When Matt Nathanson plays Philadelphia’s Mann Center for the Performing Arts tonight, Aug. 15, it will be the third time in nine months the singer-songwriter has played in Philadelphia.
Nathanson stopped at The Electric Factory in November to promote his then-new latest album “Last of the Great Pretenders.” He returned to World Cafe Live in February to play a radio station WXPN-FM benefit for Musicians on Call, a group that has musicians play at hospital patients’ bedsides.
Matt Nathanson at Philadelphia's Electric Factory in November
Photo by Brian Hineline/Special to The Morning Call
And now he returns as part of his co-headlining tour with Gavin DeGraw.
If that seems like a lot for one artist, Nathanson says it’s not happenstance. He says the City of Brotherly Love has always welcomed him, and from the start has supported a successful career that includes the platinum 2008 single “Come On Get Higher” and the Top 10 Adult Chart hit “Faster” in 2011.
In a recent telephone interview, Nathanson spoke about his experiences in the City of Brotherly Love and his career.
Here’s an edited transcript of the call:
LEHIGH VALLEY MUSIC: You just played the Musician on Call benefit at World Café Live in February for radio station WXPN-FM, and you played The Electric Factory in Philadelphia on Nov. 2. That’s a lot for the same city.
MATT NATHANSON: “WXPN was the first radio station in America, or anywhere, to ever play my songs, way back – they played a song off an independent record in like 1998 or something, so I’ve had a relationship with them for a really long time. I mean, they’re my favorite – they’re the bomb, you know?
“And so they reached out and said, ‘Would you be down with headlining this Musicians on call thing, and I said, ‘Of course.’ I sort of would do anything for them, because they’ve always been so super supportive.”
“And then, when it was the Musicians on Call thing, of course, I can’t really say no to it because it’s a fantastic organization. I’ve done a lot of work with them and I’ve done a lot of work separately with St. Jude’s Hospital and playing. A lot of times music is sort of a healing thing. I’ve done a lot at, like, nursing homes … women in a shelter, that kind of stuff. So it’s sort of like everything about it was, ‘Of course, let’s do this.”
I saw your show at The Electric Factory in November and you went on and on there about the affinity that you have for Philadelphia. Talk a little about that.
“Ever since I started touring full-time, I would always kind of go to Philadelphia. When I first started way back, I would fly out from California and I would kind of do Boston, New York, Philadelphia, D.C. – that run. And Philadelphia has just always been … it’s just such a musical hotbed. I think a lot of it has to do with WXPN, actually. But also with proximity to New York.
“But I’ve always just sort of felt welcome there. I recorded a live record at what used to be The Point in Bryn Mawr [2005’s “At The Point”] and I think I’ve played every possible venue – from, like, tiny café to … and we were up at the Tower Theatre, I think [Laughs].
Nathanson's new album 'Last of the Great Pretenders'
And it was like, Philadelphia’s just a music town, a hundred percent. Think about Springsteen was embraced there early, and all that kind of stuff. And every time I play there, the crowds are just, like, powerful and super engaged. And so it’s always been on of my favorite places to play, for sure.”
Talk about you latest disc, “Last of the Great Pretenders” – how well it’s doing, how well it’s been received. [“Last of the Great Pretenders,” is the highest-charting disc of his career.
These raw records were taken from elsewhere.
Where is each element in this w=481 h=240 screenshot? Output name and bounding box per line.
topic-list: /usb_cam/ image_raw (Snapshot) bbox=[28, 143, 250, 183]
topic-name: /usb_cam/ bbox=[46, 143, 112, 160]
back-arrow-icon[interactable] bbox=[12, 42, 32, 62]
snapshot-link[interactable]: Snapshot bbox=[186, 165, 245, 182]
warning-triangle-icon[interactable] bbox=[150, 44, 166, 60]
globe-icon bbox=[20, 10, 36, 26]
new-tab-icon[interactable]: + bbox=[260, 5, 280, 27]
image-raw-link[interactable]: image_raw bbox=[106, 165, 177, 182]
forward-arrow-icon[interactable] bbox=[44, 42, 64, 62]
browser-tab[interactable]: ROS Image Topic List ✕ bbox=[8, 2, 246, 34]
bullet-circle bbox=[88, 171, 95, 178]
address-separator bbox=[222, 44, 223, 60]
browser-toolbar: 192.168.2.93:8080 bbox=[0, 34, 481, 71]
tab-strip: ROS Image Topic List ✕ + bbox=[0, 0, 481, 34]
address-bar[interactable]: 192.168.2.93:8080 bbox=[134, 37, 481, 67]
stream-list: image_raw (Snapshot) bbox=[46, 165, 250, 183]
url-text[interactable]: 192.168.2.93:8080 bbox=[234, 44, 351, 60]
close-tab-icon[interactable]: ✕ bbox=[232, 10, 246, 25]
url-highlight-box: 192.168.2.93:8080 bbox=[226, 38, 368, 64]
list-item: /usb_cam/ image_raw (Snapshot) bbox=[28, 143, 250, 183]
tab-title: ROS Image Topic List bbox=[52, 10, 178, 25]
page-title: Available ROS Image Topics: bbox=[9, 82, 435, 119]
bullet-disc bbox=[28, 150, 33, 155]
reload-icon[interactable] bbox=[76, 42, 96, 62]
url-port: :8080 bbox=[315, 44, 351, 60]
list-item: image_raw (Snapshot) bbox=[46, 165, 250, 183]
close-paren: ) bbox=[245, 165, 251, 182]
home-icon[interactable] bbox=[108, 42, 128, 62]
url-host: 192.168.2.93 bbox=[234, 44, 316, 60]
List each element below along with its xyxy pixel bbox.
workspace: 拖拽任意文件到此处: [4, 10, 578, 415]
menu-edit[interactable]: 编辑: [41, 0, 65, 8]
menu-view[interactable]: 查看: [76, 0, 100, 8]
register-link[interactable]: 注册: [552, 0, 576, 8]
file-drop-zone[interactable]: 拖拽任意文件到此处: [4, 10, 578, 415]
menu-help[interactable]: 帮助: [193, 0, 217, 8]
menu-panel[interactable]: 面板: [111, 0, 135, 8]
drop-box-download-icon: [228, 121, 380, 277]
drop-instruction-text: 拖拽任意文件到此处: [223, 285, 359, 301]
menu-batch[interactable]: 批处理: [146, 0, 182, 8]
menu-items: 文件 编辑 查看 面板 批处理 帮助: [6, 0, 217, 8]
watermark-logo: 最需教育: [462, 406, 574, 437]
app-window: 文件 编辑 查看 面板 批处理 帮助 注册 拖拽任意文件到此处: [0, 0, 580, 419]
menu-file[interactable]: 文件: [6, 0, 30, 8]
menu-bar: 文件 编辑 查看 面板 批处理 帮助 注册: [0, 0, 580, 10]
It hit No. 16 on Billboard’s albums chart and No. 2 on the rock chart, and produced two Top 40 hits: “Kinks Shirt” and “Mission Bells.” This week, “Kinks Shirt” was still No. 27 on the Adult Alternative chart, more than a year after its release.]
“I was fun to be able to tour the record in the fall. The record came out in summer, and you’re never really sure if anybody’s going to dig the songs [Laughs]. Sort of like sending you kid to the playground and wondering if he or she is going to, like, A) get beaten up or B) beat someone up or C) if they’re not going to get along, you know?
“So it was nice to be able to be able to tour in the fall and watch peoples’ response to the new songs and have them, like, sort of take them as their own so quickly and sing them back to us and all that stuff. So in that respect, it’s been like way beyond. It’s been heartwarming, actually, which is not a word I would use any other place, actually. [Laughs] It’s, like, incredible to get such positive feedback from folks. Still, every day, I’ll get people posting lyrics from the new record and people discovering the new record. And then when we did the fall tour, it was just rad to see people kind of engaged like that and singing and taking the music and making it their own.
“So it’s been pretty bad-ass. So far, it’s been pretty amazing.”